Good Afternoon
Good Afternoon

Gleyber Torres is out one shoe in Yankees’ win

Yankees second baseman Gleyber Torres loses one of

Yankees second baseman Gleyber Torres loses one of his cleats as he runs toward third during the fifth inning of a game against the Orioles on Friday in Baltimore. Credit: AP / Nick Wass

BALTIMORE — Gleyber Torres was out by a whisker when he was nailed at third base for the first out of the fifth inning of Friday night’s 4-1 Yankees win over the Orioles at Camden Yards.

Torres picked himself up, dusted himself off and tried to find his left shoe before returning to the dugout. Turns out he lost his shoe between second and third base, with the shoe flying into the air as the 21-year-old tried to stretch a double to left into a triple.

Manager Aaron Boone wasn’t pleased that Torres made the first out at third base, a baseball no-no. But he couldn’t help but laugh at the sight of Torres turning into a modern day Shoeless Joe.

“We were all going, ‘You ever run out of your shoes before?’ ” Boone said. “I didn’t even see the throw come in because I saw the shoe go flying and then I’m like just hoping he can stay on his feet. We considered a challenge until the end but got the word to not challenge. First out at third when he almost fell down . . . we can laugh about it now.”

Asked what his teammates said to him when he got back to the dugout, Torres said: “[They were] laughing. It was weird, something like that.’’

Raindrops, rotation up in the air

Sunny skies allowed Boone to get some clarity for his starting rotation plans.

At least until Saturday.

With rain in the forecast for the entire day on Saturday, the 4 p.m. Yankees-Orioles game is in jeopardy. That’s after Thursday’s series opener was postponed because of thunderstorms. Sonny Gray started on Friday, with Masahiro Tanaka scheduled for Saturday and Domingo German on Sunday.
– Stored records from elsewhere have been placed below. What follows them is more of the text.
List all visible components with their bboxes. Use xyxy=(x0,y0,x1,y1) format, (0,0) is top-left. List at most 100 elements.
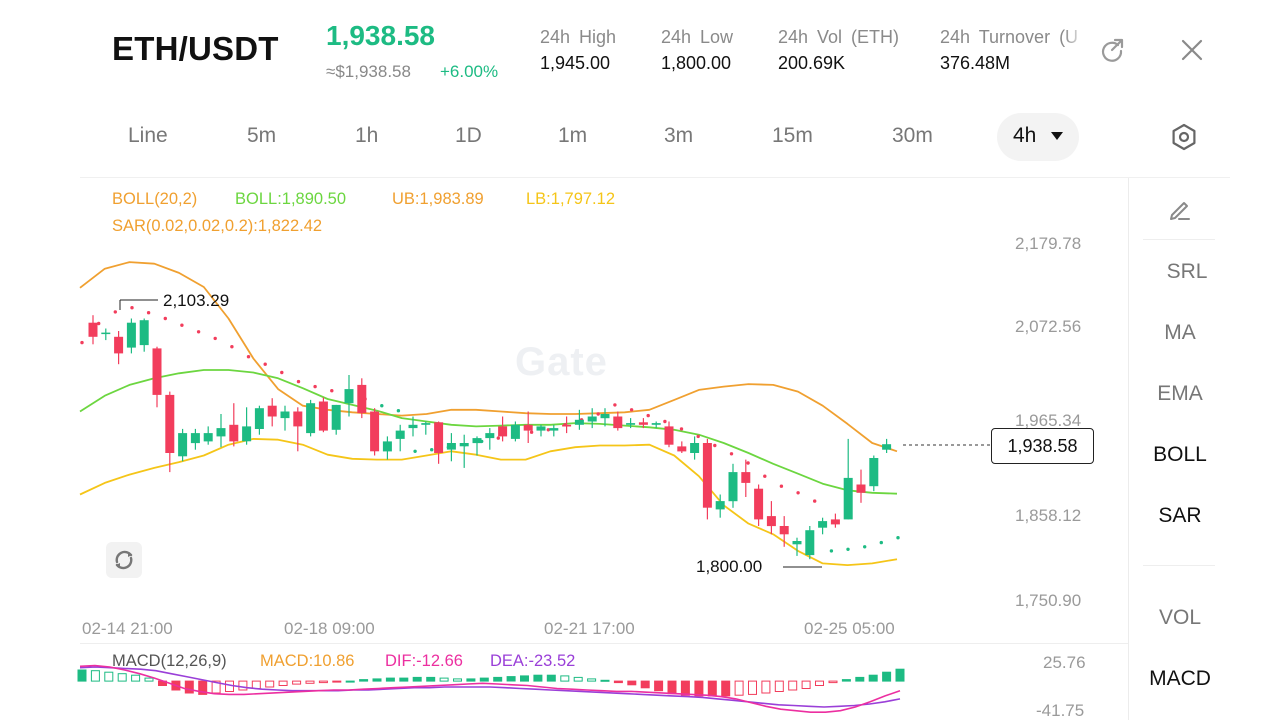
candle-body xyxy=(344,389,354,404)
tab-3m[interactable]: 3m xyxy=(664,124,694,147)
time-tick: 02-25 05:00 xyxy=(804,619,895,638)
tab-4h-label: 4h xyxy=(1013,124,1037,147)
divider-side-2 xyxy=(1143,565,1215,566)
tab-1h[interactable]: 1h xyxy=(355,124,379,147)
tab-1d[interactable]: 1D xyxy=(455,124,482,147)
macd-bar xyxy=(546,674,556,682)
tab-30m[interactable]: 30m xyxy=(892,124,933,147)
macd-bar xyxy=(104,671,114,682)
macd-bar xyxy=(372,678,382,682)
stat-high-label: 24h High xyxy=(540,27,617,47)
candle-body xyxy=(446,443,456,450)
sar-dot xyxy=(796,491,800,495)
side-item-ma[interactable]: MA xyxy=(1164,321,1196,344)
sar-dot xyxy=(496,436,500,440)
stat-high-value: 1,945.00 xyxy=(540,53,611,73)
sar-dot xyxy=(529,430,534,434)
settings-icon[interactable] xyxy=(1170,123,1198,151)
sar-dot xyxy=(130,306,134,310)
candle-body xyxy=(690,443,700,453)
stat-turnover-label: 24h Turnover (U xyxy=(940,27,1079,47)
approx-price: ≈$1,938.58 xyxy=(326,62,411,81)
price-change: +6.00% xyxy=(440,62,499,81)
tab-line[interactable]: Line xyxy=(128,124,168,147)
candle-body xyxy=(434,422,444,453)
sar-dot xyxy=(596,412,600,416)
sar-dot xyxy=(280,370,284,375)
side-item-ema[interactable]: EMA xyxy=(1157,382,1203,405)
stat-turnover-value: 376.48M xyxy=(940,53,1011,73)
macd-bar xyxy=(667,680,677,695)
stat-low-value: 1,800.00 xyxy=(661,53,732,73)
macd-legend-label: MACD(12,26,9) xyxy=(112,652,227,670)
sar-dot xyxy=(313,384,317,389)
side-item-vol[interactable]: VOL xyxy=(1158,606,1202,629)
boll-lower-band xyxy=(79,437,898,566)
macd-dif-line xyxy=(79,664,901,714)
side-item-boll[interactable]: BOLL xyxy=(1153,443,1207,466)
tab-4h-selected[interactable] xyxy=(997,113,1079,161)
time-tick: 02-18 09:00 xyxy=(284,619,375,638)
macd-bar xyxy=(627,680,637,686)
macd-bar xyxy=(801,680,811,689)
macd-bar xyxy=(184,680,194,694)
side-item-srl[interactable]: SRL xyxy=(1166,260,1208,283)
divider-side xyxy=(1128,178,1129,720)
candle-body xyxy=(126,322,136,348)
sar-legend: SAR(0.02,0.02,0.2):1,822.42 xyxy=(112,217,323,235)
sar-dot xyxy=(696,434,700,439)
macd-bar xyxy=(479,677,489,682)
candle-body xyxy=(242,426,252,442)
side-item-sar[interactable]: SAR xyxy=(1158,504,1202,527)
candle-body xyxy=(293,411,303,427)
candle-body xyxy=(395,430,405,439)
side-item-macd[interactable]: MACD xyxy=(1149,667,1211,690)
price-tick: 1,858.12 xyxy=(1015,506,1082,525)
candle-body xyxy=(779,526,789,535)
tab-5m[interactable]: 5m xyxy=(247,124,277,147)
divider-side-1 xyxy=(1143,239,1215,240)
macd-bar xyxy=(292,680,302,685)
stat-turnover: 24h Turnover (U 376.48M xyxy=(940,20,1086,80)
price-tick: 1,750.90 xyxy=(1015,591,1082,610)
sar-dot xyxy=(296,379,301,384)
share-icon[interactable] xyxy=(1098,36,1126,64)
boll-legend-lb: LB:1,797.12 xyxy=(526,190,615,208)
reset-view-button[interactable] xyxy=(106,542,142,578)
macd-bar xyxy=(399,677,409,682)
macd-bar xyxy=(385,677,395,682)
macd-bar xyxy=(600,679,610,682)
tab-1m[interactable]: 1m xyxy=(558,124,588,147)
macd-bar xyxy=(359,679,369,682)
macd-bar xyxy=(788,680,798,691)
boll-legend-mid: BOLL:1,890.50 xyxy=(235,190,347,208)
candle-body xyxy=(830,519,840,525)
candle-body xyxy=(178,433,188,457)
high-marker-label: 2,103.29 xyxy=(163,291,230,310)
sar-dot xyxy=(263,362,267,366)
fade-overlay xyxy=(1064,20,1086,80)
candlestick-chart[interactable] xyxy=(0,0,1128,720)
candle-body xyxy=(856,484,866,493)
candle-body xyxy=(114,336,124,354)
candle-body xyxy=(229,424,239,442)
tab-15m[interactable]: 15m xyxy=(772,124,813,147)
candle-body xyxy=(741,472,751,483)
macd-bar xyxy=(453,678,462,682)
close-icon[interactable] xyxy=(1180,38,1204,62)
macd-bar xyxy=(573,676,583,682)
candle-body xyxy=(638,422,648,425)
pencil-icon[interactable] xyxy=(1166,195,1194,223)
macd-bar xyxy=(439,677,449,682)
candle-body xyxy=(574,419,584,425)
macd-bar xyxy=(238,680,248,691)
macd-legend-dea: DEA:-23.52 xyxy=(490,652,576,670)
candle-body xyxy=(664,426,674,445)
sar-dot xyxy=(829,549,834,553)
candle-body xyxy=(318,401,328,431)
candle-body xyxy=(702,443,712,508)
candle-body xyxy=(306,403,316,434)
macd-bar xyxy=(707,680,717,697)
macd-bar xyxy=(774,680,784,692)
macd-bar xyxy=(882,671,892,682)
Assuming the Saturday game is played, Boone plans to pitch Luis Severino in the opener of Monday’s day-night doubleheader in Detroit. The other game is slated to be started by someone currently on the Triple-A Scranton/Wilkes-Barre roster. Boone would not speculate on which pitchers the Yankees are considering, but righthander David Hale is down on the farm and could be added as the 26th man for the doubleheader.

Boone said CC Sabathia is not a candidate for the doubleheader and will open the series in Toronto on Tuesday. Sabathia originally was scheduled to pitch Sunday if the Baltimore series had been played as scheduled. Boone doesn’t mind giving the 37-year-old Sabathia a couple of extra days off.

Of course, all of that could change if Saturday’s game is washed away.

Sanchez sits

Gary Sanchez had the night off as Boone used the same batting order he had for Thursday’s rainout. Austin Romine caught Gray and Sanchez, who was the designated hitter on Wednesday, got his third day off from catching.

Sanchez, who is batting .211, snapped an 0-for-19 streak with a two-run single on Wednesday. Romine went 2-for-3 with a run-scoring double on Friday and is batting .375. In his last eight games, he is 12-for-23 with 10 RBIs.

Miguel Andujar also was not in the lineup (same as Thursday) after being involved in a basepath collision with Houston’s Yuli Gurriel on Wednesday. Boone said he wanted to get Neil Walker in against Andrew Cashner. Andujar said he wasn’t feeling any ill effects from the collision, in which Gurriel smacked into the left side of Andujar’s head.

Bird takes flight

Boone said he has been impressed with Greg Bird, who is hitting .238 with a home run and three RBIs in five games since returning from ankle surgery. He drove in a run Friday night with his first major-league triple.

“No question,” Boone said. “I feel like it kind of leaps off the screen, which tells me maybe he wasn’t obviously quite right with the [ankle] in spring training. Even watching him take batting practice, the way he’s impacting the ball right now, the at-bat quality we’ve seen in pretty much every game from him, it seems like a much better hitter, a much better player in a much better place.”

J.R. Smith, teacher

Boone said he watched Game 1 of the NBA Finals and hopes J.R. Smith’s last-second brain lock is a reminder to the Yankees to keep their head in the game at all times.

“Hopefully, we’re doing it all the time,” Boone said. “Those kinds of plays can happen. I see it sometimes when a guy runs off the field with two outs and things like that. Hopefully, it’s a little bit of a reminder to stay vigilant in how you think through things all the time.”